The 2015 session of the Kentucky General Assembly gets underway this week, and most of the high-priority bills state lawmakers will grapple with are re-incarnations of last year’s unresolved dilemmas.
Here are the old battles that are scheduled to be fought again during the 30-day session, which will be spread out over three months. The following six issues are likely to lead legislative action all the way through March.
Many of last session’s failed bills will get a second chance at passage in 2015. House Democrats are prioritizing an increase in treatment beds, more access to rehab centers, and a needle exchange program. Senate Republicans want to strengthen sentencing requirements for convicted heroin traffickers and fund treatment for users behind bars. Each side’s proposals are larger-than-average bills—a lengthy chain of amendments and compromises from both chambers is likely on either bill that passes.
Local Option Sales Tax
When the Democratic-controlled House picks a bill to be its highest priority, it labels it House Bill 1. This year that title is assigned to a bill allowing a local option sales tax to be put on local ballots. The Republican-led Senate has yet to announce which legislation will be its top priority as Senate Bill 1, and no legislation has been pre-filed by either Senate President Robert Stivers, R-Manchester, or by Sen. Majority Floor Leader Damon, R-Georgetown.
The perennial bill to restore the voting rights of former felons died a nasty death last year. The legislation got Republican support locally and nationally—including personal testimony from U.S. Sen. Rand Paul, a possible Republican presidential contender. But Senate Judiciary committee chair Thayer told the bill’s sponsor, Rep. Jesse Crenshaw, D-Lexington, that Crenshaw should have shown some gratitude for Thayer even allowing the bill to be heard. In a controversial move that split party ranks, Thayer dropped the bill. Rep. Darryl Owens, D-Louisville—reported to be seeking a House leadership role—will be pick up the torch for the bill into 2015.
A measure to raise the minimum wage across Kentucky was last year’s House Bill 1. It failed. This year the pressure is on from groups across the state pushing for a raise in the wage. When Democrats retained control of the House during November elections, House Speaker Greg Stumbo promised to push for minimum wage (and pay equity) again this year. Most states have already surpassed Kentucky’s $7.25 hourly minimum. Republican resistance to this measure is rumored to be linked to their desire for …
Right To Work
When the House was up for grabs during elections, Republicans including Thayer and House Minority Floor Leader Jeff Hoover, R-Jamestown, wanted to make Right to Work legislation their top priority. Kentucky is one of the last union holdouts in the South due in great part to the historic fights of pro-union coal miners. Right to Work was favored in a recent Bluegrass Poll; 55 percent of those polled support the measure which re-states current law: workers are not forced to join a union as a requirement for hiring. To date, 24 states have enacted Right to Work laws.

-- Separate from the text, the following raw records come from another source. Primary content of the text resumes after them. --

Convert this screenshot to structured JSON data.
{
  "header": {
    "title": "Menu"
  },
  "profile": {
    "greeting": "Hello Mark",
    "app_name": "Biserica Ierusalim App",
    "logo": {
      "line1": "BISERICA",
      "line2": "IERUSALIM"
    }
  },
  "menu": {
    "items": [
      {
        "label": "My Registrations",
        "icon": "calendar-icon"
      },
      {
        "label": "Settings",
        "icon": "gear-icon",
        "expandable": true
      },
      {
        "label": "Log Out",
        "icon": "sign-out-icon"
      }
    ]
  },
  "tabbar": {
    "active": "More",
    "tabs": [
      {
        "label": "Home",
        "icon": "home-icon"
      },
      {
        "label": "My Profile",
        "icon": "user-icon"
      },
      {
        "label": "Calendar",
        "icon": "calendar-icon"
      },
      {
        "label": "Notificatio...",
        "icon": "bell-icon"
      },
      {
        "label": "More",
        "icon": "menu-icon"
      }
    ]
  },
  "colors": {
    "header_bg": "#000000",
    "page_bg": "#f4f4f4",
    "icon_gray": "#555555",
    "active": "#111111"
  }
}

After gaining enough traction to pass out of a House committee last year—and bolstered by Gov. Steve Beshear’s executive order barring tobacco use from government buildings—a statewide smoking ban has once again gained attention as an upward-bound bill in this short session. Rep. Susan Westrom, D-Lexington, has pushed the legislation for six years now, and recent polling numbers show widespread public approval, House Democrats may bring the bill up for a vote this year—a move they couldn’t pull off last year after support for the bill dwindled among rural Democrats and House Republicans.
The Kentucky General Assembly convenes for the 2015 session Tuesday in Frankfort.